Readers acquainted with popular culture know that such inane, annoying phrases are typical of American women’s magazines. Thus it may be surprising to learn that only three entries were quoted from sources clearly recognizable as such: numbers 3 and 6 from Cosmopolitan, and number 11 from Glamour. The rest were found in WebMD: the Magazine:

The magazine appears to have been introduced in 2005. According to its masthead page,

WebMD’s mission is to provide objective, trustworthy, and timely health information. Our website and magazine provide credible content, tools, and in-depth reference material about health subjects that matter to you. We are committed to providing information on a wide variety of health topics, all of which are reviewed by our board-certified physicians.

Every physician I know receives a “COMPLIMENTARY WAITING ROOM COPY” each month; the 3 or 4 waiting rooms that I’ve perused have been amply stocked.

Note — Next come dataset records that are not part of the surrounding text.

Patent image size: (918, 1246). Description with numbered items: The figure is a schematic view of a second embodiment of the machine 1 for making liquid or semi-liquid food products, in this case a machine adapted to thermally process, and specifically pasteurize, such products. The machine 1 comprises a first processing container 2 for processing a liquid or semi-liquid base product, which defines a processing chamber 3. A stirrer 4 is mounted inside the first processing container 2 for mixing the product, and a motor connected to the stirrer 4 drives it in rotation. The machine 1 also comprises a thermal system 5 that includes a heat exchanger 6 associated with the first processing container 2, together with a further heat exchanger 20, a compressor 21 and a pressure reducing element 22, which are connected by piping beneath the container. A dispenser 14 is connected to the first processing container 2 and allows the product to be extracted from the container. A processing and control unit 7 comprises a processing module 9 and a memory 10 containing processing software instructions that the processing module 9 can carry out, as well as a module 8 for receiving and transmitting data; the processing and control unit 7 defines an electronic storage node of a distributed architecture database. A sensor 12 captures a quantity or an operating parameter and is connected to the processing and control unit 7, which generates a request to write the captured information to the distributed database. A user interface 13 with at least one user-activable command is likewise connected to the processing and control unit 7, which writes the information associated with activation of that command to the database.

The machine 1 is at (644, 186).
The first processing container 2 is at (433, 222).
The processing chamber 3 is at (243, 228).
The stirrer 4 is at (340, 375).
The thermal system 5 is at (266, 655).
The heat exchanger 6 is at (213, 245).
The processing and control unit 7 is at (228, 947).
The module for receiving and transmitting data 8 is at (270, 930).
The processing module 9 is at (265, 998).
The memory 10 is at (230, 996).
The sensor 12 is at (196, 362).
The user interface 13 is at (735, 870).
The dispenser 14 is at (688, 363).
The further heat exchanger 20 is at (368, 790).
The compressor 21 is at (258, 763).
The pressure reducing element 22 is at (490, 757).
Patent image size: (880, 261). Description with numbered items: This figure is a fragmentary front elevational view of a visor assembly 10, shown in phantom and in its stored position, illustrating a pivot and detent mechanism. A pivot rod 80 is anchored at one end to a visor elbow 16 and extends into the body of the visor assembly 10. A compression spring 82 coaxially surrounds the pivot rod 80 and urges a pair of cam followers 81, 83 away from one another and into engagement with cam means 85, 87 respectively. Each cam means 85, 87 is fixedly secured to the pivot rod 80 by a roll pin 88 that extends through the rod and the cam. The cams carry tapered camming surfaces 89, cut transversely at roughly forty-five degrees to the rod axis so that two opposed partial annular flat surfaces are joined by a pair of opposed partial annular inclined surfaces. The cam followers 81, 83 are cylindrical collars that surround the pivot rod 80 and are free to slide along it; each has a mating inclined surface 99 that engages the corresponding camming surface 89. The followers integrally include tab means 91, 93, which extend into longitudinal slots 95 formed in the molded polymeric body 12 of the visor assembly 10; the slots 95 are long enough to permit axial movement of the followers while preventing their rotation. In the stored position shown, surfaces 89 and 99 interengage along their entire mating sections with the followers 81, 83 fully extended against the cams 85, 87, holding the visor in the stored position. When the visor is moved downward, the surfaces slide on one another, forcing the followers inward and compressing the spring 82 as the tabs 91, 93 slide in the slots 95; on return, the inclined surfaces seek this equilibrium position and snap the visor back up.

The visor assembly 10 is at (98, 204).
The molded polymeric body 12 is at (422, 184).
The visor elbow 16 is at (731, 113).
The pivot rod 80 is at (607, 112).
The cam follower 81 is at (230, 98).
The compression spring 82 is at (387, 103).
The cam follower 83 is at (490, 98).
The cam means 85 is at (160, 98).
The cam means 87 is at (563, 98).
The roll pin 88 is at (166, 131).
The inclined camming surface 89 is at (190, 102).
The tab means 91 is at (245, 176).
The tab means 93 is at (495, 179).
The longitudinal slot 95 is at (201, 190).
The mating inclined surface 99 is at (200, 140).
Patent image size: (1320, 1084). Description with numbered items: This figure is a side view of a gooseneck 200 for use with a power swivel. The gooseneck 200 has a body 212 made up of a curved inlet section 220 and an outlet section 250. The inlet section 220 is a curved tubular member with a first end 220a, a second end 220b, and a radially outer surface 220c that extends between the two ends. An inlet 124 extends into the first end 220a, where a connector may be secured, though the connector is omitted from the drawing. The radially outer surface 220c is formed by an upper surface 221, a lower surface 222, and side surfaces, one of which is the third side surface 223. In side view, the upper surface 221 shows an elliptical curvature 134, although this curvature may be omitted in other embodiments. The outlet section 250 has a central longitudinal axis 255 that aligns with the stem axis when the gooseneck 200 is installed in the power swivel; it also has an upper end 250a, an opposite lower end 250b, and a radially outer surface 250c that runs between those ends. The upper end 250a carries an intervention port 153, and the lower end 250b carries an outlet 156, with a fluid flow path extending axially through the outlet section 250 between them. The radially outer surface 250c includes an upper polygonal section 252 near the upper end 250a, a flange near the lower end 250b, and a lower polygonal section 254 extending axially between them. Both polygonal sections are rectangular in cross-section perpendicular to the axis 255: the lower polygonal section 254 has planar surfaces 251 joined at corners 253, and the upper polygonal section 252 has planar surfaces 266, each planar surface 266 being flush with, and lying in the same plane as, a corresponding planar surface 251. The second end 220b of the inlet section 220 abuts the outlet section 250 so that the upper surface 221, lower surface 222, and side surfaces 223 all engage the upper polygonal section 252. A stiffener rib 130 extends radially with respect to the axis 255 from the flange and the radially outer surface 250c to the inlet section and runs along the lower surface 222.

I suspect that most office managers are happy to be provided with free reading material that seems appropriate for patients, and that most physicians haven’t given the magazine more than a passing glance. The problem is that the magazine, like the consumer website of the same name, offers a mixture of accurate-if-mundane information, misleading health claims, exaggerated nutritional advice, unwarranted fear-mongering, and pseudoscientific nonsense. I’ll limit examples and comments to the final four categories. (more…)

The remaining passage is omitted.